Am I Good Enough?

art teaching tools

01 December 2022

About Art and Travel blog

 Julia O'Reilly

Artists have asked me “Am I good enough to offer a workshop? Am I a good enough artist to teach anything? Are people interested in what I have to offer? Do I have enough material for a workshop or class or retreat?”

The short answer is Yes. Probably. As artists, we’re often vulnerable to self doubt. We put our guts into our work, and put those guts on public display. Yikes! We tend to work alone. We stay hunkered down in isolated self-review. Isolation can lead to negative thoughts which can can erode our creative confidence. Maybe all you need is a confidence boost. 

Use these four ideas to help shore up your self-confidence.

1. Inventory Your Skills

A list of your skills will help remind you how much you know that less experienced artists might not.

The creative force which drives most of us means we’re always working to make better art. We explore new territory, try new approaches or mediums. We add new vocabulary and skills. We're busy and focused. It's easy to forget that we've engaged in that investigation for years, and how much we actually know!

2. Inventory Your Students’ Needs and Desires

Make a list of takeaways you think your students might want or need. If you've taught any workshops or classes, what questions have your students asked?

If you're teaching a workshop for the first time, do a sit-and-think. Make a list of any questions you might have had as a student.

Students don’t have the same breadth of information that you have - or they wouldn’t be looking at your offerings.

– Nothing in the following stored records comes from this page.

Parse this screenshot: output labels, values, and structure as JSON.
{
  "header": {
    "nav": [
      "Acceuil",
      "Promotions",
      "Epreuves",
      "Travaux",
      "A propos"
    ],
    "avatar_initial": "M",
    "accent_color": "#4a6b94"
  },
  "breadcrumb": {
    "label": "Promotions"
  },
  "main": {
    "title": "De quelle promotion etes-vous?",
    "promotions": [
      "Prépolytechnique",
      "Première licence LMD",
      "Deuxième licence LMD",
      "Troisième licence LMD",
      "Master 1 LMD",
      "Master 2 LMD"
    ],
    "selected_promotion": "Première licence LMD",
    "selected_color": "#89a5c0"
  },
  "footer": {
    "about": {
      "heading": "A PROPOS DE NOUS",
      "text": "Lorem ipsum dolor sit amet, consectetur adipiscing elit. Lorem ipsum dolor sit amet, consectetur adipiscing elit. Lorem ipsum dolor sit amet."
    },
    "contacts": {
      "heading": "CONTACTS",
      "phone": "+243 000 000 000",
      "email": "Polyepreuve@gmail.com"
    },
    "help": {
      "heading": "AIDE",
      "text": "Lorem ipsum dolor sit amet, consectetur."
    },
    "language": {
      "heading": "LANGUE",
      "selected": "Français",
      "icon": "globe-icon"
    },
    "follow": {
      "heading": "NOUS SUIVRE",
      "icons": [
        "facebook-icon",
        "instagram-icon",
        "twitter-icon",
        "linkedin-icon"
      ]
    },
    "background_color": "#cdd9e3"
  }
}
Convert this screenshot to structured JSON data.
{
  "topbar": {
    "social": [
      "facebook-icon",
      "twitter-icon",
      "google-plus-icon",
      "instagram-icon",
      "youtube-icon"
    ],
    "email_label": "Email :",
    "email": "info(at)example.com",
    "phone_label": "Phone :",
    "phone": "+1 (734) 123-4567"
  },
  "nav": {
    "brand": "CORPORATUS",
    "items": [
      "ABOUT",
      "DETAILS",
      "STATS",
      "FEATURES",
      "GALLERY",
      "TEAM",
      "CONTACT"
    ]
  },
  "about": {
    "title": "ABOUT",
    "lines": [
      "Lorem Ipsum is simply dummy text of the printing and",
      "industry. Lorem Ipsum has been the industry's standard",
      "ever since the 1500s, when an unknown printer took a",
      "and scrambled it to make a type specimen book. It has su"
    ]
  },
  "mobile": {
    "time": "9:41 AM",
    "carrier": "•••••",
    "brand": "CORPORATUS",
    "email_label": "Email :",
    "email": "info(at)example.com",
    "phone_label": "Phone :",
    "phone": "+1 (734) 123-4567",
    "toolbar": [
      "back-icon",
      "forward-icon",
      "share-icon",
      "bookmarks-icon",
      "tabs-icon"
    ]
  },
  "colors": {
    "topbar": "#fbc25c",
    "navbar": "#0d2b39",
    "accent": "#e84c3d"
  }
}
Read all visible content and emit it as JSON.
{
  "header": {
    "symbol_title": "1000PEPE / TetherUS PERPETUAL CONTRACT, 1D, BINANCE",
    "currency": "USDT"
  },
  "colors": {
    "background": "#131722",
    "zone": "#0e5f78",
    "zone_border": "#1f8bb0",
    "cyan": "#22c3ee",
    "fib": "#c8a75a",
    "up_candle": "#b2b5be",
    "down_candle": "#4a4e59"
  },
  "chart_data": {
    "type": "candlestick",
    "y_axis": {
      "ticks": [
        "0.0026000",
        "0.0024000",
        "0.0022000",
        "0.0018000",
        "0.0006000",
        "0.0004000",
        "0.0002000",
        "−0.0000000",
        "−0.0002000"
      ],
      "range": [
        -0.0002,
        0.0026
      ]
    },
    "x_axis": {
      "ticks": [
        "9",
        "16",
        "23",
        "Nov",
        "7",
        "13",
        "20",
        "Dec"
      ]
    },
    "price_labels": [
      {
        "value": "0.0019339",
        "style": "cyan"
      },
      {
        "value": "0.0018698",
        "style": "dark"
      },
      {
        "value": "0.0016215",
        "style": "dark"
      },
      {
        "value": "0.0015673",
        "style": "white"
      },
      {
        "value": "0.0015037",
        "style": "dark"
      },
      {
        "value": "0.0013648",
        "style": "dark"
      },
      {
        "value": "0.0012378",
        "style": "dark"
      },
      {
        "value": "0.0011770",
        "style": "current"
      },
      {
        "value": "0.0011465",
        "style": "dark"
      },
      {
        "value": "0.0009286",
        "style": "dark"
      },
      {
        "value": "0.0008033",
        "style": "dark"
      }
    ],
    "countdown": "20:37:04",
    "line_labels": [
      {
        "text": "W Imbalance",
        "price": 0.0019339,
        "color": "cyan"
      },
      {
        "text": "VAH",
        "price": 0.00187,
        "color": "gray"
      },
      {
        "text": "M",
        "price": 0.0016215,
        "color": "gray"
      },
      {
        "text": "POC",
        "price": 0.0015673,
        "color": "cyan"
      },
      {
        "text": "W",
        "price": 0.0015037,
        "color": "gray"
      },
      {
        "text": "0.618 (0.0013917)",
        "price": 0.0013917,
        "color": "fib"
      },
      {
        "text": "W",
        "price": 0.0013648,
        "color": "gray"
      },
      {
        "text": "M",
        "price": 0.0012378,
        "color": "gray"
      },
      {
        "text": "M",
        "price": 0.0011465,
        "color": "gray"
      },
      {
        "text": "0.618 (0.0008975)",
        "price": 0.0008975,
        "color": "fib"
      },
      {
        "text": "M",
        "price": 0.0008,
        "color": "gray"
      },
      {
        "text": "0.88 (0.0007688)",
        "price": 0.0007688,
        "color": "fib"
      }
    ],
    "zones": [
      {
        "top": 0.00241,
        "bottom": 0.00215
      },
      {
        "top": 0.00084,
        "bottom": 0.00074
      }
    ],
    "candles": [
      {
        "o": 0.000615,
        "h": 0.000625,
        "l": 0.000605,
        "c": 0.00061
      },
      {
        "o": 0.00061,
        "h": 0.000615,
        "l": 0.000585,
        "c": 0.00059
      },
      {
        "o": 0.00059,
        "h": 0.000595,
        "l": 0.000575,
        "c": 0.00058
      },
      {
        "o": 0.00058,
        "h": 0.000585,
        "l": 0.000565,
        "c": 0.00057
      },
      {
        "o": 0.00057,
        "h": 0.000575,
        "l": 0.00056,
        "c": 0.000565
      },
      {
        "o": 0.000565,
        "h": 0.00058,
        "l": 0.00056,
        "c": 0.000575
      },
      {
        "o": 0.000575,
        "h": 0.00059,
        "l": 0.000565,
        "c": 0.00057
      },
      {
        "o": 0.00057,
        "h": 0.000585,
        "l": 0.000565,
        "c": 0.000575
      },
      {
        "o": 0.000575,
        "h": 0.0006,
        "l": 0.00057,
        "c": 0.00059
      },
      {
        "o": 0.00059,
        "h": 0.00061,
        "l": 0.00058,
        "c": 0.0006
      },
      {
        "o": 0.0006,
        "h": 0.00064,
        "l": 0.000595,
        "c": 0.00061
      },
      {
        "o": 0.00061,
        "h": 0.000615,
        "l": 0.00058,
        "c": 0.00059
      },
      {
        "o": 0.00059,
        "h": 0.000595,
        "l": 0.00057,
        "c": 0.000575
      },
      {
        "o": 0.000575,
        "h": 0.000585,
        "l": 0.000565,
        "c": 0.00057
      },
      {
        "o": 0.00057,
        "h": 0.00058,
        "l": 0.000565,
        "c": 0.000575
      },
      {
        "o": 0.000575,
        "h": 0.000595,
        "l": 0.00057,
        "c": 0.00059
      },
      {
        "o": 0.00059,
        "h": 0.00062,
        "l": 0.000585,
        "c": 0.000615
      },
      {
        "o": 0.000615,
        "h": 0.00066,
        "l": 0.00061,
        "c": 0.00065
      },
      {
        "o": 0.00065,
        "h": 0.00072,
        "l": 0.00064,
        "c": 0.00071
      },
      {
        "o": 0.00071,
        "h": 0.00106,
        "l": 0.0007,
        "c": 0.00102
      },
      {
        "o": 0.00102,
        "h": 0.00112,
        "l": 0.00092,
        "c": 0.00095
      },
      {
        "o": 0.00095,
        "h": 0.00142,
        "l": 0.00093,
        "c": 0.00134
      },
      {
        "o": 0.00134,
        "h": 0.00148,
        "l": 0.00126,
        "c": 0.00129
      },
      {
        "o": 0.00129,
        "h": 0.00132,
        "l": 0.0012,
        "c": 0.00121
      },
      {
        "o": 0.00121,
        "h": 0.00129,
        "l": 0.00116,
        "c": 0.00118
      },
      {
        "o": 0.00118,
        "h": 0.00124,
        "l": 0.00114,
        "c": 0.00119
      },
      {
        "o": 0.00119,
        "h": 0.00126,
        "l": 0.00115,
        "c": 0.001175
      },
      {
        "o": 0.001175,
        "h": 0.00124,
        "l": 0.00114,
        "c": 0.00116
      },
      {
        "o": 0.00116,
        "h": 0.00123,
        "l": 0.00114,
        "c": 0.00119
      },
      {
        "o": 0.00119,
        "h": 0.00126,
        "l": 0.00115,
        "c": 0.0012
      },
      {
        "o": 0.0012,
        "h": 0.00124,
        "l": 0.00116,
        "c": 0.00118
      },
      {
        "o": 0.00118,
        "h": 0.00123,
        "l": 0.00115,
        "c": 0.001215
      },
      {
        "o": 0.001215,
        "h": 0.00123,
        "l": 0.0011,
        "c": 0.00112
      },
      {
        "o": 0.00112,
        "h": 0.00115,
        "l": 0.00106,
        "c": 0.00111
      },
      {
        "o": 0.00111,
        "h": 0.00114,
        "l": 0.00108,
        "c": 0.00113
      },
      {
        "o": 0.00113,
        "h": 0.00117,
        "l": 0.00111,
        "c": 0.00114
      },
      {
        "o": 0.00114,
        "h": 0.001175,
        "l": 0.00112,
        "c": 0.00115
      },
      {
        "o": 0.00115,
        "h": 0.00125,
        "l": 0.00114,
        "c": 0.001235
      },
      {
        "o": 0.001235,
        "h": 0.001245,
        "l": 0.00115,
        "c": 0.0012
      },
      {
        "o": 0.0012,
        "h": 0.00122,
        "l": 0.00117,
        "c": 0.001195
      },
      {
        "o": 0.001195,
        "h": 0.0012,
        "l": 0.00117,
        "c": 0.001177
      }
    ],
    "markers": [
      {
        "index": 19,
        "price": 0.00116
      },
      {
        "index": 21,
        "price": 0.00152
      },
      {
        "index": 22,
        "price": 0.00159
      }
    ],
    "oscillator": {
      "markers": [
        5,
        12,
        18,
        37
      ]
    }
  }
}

Remind yourself how it felt when you started out. What emotional support will your students need? It takes personal courage to take an art class, especially for beginners. Think about how to offer encouragement, reassurance, simple, clear directions. Most of all, create a safe harbor for your students.

3. Create Exercises to Offer Tips or Skills

As a creator, you’ve developed your own techniques, short-cuts, tool sets and art skills. Review these against the inventory of your students' needs. The little things you know might be very useful for folks taking your workshop. Even the simplest of tips might illuminate someone’s efforts. I once showed a student how to clean and condition her brushes. (Something I myself had learned in a workshop - don't know why I didn't get that in art school). She told me years later that tip had transformed her life! Brushes aren't cheap, right? And it empowered her to value and honor her tools, thus her work, thus herself as an artist.

4. "Less is often more". Give them time, not quantity.

I promise, you don’t need as much material as you might think for a successful workshop. Of course you want to inspire and inform your participants. But you also want to allow them time to absorb the information you give them.

Make room for people to explore new ideas. This creates the conditions for them to have a transformational experience. And it will light up their lives.